また、キャラクターが続々と『ねんどろいど』としてフィギュア化し、主題歌や劇中歌などを収録した公式バンドスコアには予約が殺到したと話題になった。

さらに2024年春には劇場総集編の上映が決定。“きらら系”作品としては珍しく、スピンオフ作品の連載も予定されている。

「一見すると、よくある萌え系サブカルアニメに見える『ぼっち・ざ・ろっく!』だが、それだけでは終わらない理由が隠されている。物語の構造が“なろう系”に近く、時代に合っているという見方もできる。
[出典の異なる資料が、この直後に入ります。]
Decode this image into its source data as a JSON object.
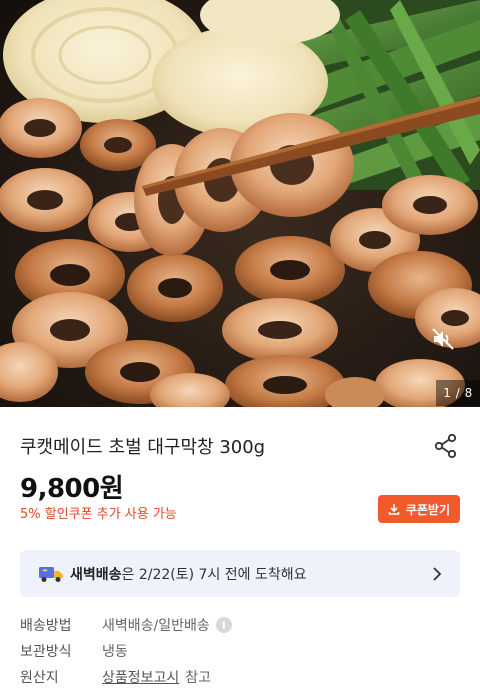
{
  "gallery": {
    "counter": "1 / 8",
    "mute_icon": "speaker-muted-icon"
  },
  "product": {
    "title": "쿠캣메이드 초벌 대구막창 300g",
    "price": "9,800원",
    "coupon_text": "5% 할인쿠폰 추가 사용 가능",
    "coupon_button": "쿠폰받기"
  },
  "delivery": {
    "highlight": "새벽배송",
    "rest": "은 2/22(토) 7시 전에 도착해요"
  },
  "info": [
    {
      "label": "배송방법",
      "value": "새벽배송/일반배송",
      "has_info_icon": true
    },
    {
      "label": "보관방식",
      "value": "냉동"
    },
    {
      "label": "원산지",
      "link": "상품정보고시",
      "suffix": " 참고"
    }
  ],
  "colors": {
    "accent": "#f25a2e",
    "coupon_text": "#e8462a",
    "delivery_bg": "#eff2fb"
  }
}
冴えない主人公が実は偉大な能力を秘めており、周囲をあっと驚かせる…という展開は、まさしくなろう系。『小説家になろう』や『カクヨム』などで人気を博してるWEB小説との共通点が感じられるだろう。

“令和のけいおん”とはよく言ったもので、現代人に刺さる物語の構造をきらら系日常漫画に取り入れたのが、勝因の1つだと言える」(アニメライター)

“文化祭なろう”という王道展開

異世界転生モノにしても、そこから発展した追放モノや悪役令嬢モノにしても、自分の強みを活かせる環境で成功をつかむという部分は共通している。

「『ぼざろ』は世界観こそファンタジーではないが、その2つの環境を“学校”と“ライブハウス”という形で再現している」(同)
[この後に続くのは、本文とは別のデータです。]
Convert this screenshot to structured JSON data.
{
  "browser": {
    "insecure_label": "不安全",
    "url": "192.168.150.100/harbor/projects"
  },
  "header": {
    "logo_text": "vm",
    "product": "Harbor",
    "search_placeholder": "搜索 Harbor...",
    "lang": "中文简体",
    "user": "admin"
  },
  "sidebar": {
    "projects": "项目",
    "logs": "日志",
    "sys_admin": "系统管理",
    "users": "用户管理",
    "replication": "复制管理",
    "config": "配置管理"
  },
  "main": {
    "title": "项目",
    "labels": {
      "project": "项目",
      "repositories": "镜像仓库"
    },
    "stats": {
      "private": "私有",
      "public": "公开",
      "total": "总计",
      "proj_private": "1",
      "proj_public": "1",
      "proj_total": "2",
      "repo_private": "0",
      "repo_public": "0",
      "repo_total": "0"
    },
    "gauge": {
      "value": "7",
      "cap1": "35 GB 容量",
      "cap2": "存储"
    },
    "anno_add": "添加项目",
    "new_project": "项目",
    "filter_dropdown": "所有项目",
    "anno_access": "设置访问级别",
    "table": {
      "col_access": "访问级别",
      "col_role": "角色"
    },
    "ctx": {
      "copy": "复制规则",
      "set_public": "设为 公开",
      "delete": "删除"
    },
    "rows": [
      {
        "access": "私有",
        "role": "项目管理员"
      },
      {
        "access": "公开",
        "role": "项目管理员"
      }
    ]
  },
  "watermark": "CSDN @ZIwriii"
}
同作の展開は、“ぼっち”の主人公・後藤ひとりが、ライブハウスで持ち前のギターテクニックを披露して一目置かれるというもの。

もちろんそこには「コミュ障で普段は実力が発揮できない」という挫折要素もあったが、だからこそ“ギターヒーロー”としての実力を発揮する展開に爽快感があるのだろう。

そしてアニメ1期のラストでは、学校に舞台が移り、文化祭で“無双”する。作中でも「根暗が文化祭で活躍するって王道展開だし」というセリフがあったが、まさにその通りになった。

古くは『涼宮ハルヒの憂鬱』シリーズの『ライブアライブ』がそうだったが、“文化祭なろう”にはアニメファンの心を強く動かすものがある。

ただ、仮に「ぼざろ」2期が決まり、原作通りの物語になるのだとしたら、ここからはなろう系とはかけ離れた挫折エピソードも描かれることになる。

どれだけ視聴者がストレスに耐えられるか、作品の真価が試されそうだ。